I came back from Germany five weeks ago, and I have been unpacking ever since. First the very heavy suitcases, then the thoughts and feelings I came back with.
Visiting my family in Germany was different this time. The good-byes for sure have changed over the years. The certainty that you will see each other again is gone. I try to choose my words better. I try to see only the important things and not to get lost in moments that won't matter in the long run. I try to make happy, and to be happy. I am grateful that I still have my parents, and I wished I could take away my mom's parkinson and my dad's age-related struggles.
Not only because being healthy and fit would make their lives easier but also because being ill and old has turned out to be a challenging job with lots of overtime hours. There is hardly a day without doctor visits, physio or speech therapy. Nurses go in and out. Cooking has become an exhausting chore but those home-cooked meals just taste better than delivered ones. And then the constant health insurance issues to keep up with, all that paperwork. It's a busy life, way too busy for old people. I want my parents to enjoy what's left, I'm glad I could give them a break, at least.

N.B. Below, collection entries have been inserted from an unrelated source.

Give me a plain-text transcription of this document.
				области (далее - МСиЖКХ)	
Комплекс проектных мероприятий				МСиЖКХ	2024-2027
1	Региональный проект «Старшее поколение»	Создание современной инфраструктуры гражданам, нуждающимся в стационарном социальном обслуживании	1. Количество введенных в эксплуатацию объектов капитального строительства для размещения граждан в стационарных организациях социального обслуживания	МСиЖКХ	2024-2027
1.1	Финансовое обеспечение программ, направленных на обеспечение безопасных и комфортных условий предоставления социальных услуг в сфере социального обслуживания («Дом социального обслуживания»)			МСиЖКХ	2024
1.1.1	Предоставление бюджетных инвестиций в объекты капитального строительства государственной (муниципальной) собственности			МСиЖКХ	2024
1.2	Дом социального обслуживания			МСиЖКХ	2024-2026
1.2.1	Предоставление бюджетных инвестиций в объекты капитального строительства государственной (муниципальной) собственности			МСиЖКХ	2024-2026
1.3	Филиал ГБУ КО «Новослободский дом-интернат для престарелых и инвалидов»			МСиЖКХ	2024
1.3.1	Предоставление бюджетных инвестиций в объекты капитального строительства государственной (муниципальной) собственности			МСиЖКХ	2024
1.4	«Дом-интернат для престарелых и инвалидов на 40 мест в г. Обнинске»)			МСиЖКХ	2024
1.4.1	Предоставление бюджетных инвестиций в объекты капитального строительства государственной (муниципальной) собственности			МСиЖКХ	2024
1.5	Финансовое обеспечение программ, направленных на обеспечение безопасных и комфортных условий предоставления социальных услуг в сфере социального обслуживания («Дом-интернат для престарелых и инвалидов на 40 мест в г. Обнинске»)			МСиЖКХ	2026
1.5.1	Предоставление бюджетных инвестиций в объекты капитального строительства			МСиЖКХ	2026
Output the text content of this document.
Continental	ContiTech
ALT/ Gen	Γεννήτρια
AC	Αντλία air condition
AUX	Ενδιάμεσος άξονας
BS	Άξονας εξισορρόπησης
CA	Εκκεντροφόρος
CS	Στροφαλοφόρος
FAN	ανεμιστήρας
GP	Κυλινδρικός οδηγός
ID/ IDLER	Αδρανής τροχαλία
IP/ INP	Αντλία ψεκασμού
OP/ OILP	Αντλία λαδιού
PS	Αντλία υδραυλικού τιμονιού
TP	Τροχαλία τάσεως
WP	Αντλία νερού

My son Jacob enjoyed being in Germany even though there was much less to do for him than in the previous years when we all would go on little field trips, visited museums, parks, festivals. Instead now, Jacob played word games with his grandmother and solved algebra problems with his grandfather. They watched TV together, discussed the news and consumer reports. He actually loved that.
I would get up very early in the morning to spend time with my dad while making breakfast, it was nice having this time with him alone. And afterwards, while we were waiting for the morning nurse to arrive, my mom and I had some coffee at her bedside and we talked about this and that. And I cooked a lot, I mean, a lot. So they could take some out of the freezer, later.
Jacob and I had taken the train to travel from the city where we landed to my parents' home town. The city where we landed is also the city where my husband's family lives, and we spent a few days with Markus' mom and his brother's family. Jacob loved seeing his other grandmother and his cousins who are just a bit older than him. And we saw my sister-in-law who was about to lose her fight against cancer. She and I hadn't been very close but, I think, we understood each other anyway. This beautiful vibrant woman, now she was lying there, so fragile and still. Jacob gave her a gentle hug, I held her hand, it was so weak. We talked a little bit, and when I told her that we would come back soon she said, that would be nice.
We saw her again right after we had returned from my parents. She had been moved to a hospice meanwhile. I don't know if she recognized Jacob and me, I hope she sensed it somehow. She didn't say anything, and her eyes were closed. She died a week later.
My husband and my daughter picked us up from the airport, all of us - Jacob and me and those heavy suitcases. It took me a while to do the laundry, and to get organized again, and to find places for the things I brought home with me. Old and new German books for example, lots of chocolate to share, several table cloths that my mother-in-law had embroidered, Markus' portfolio with his wonderful old comic drawings, an outdated tour guide that my parents had used on one of their many travels through the States, a spicy-smelling wooden bowl from my sister-in-law's kitchen, a large and heavy ceramic vase that my mom's family carried when they fled from post-war East Berlin to the West.
Soon after, I unpacked the many boxes of our Christmas decorations. Lots of them are from my own childhood, some of them Markus and I bought before we had our children, gifts from my students, Jacob's and Mona's paper stars, my grandmother's crocheted mushrooms. I unpacked the
memories attached to each one of the hundreds of ornaments and hung them
on our huge tree. It's a beautiful tree.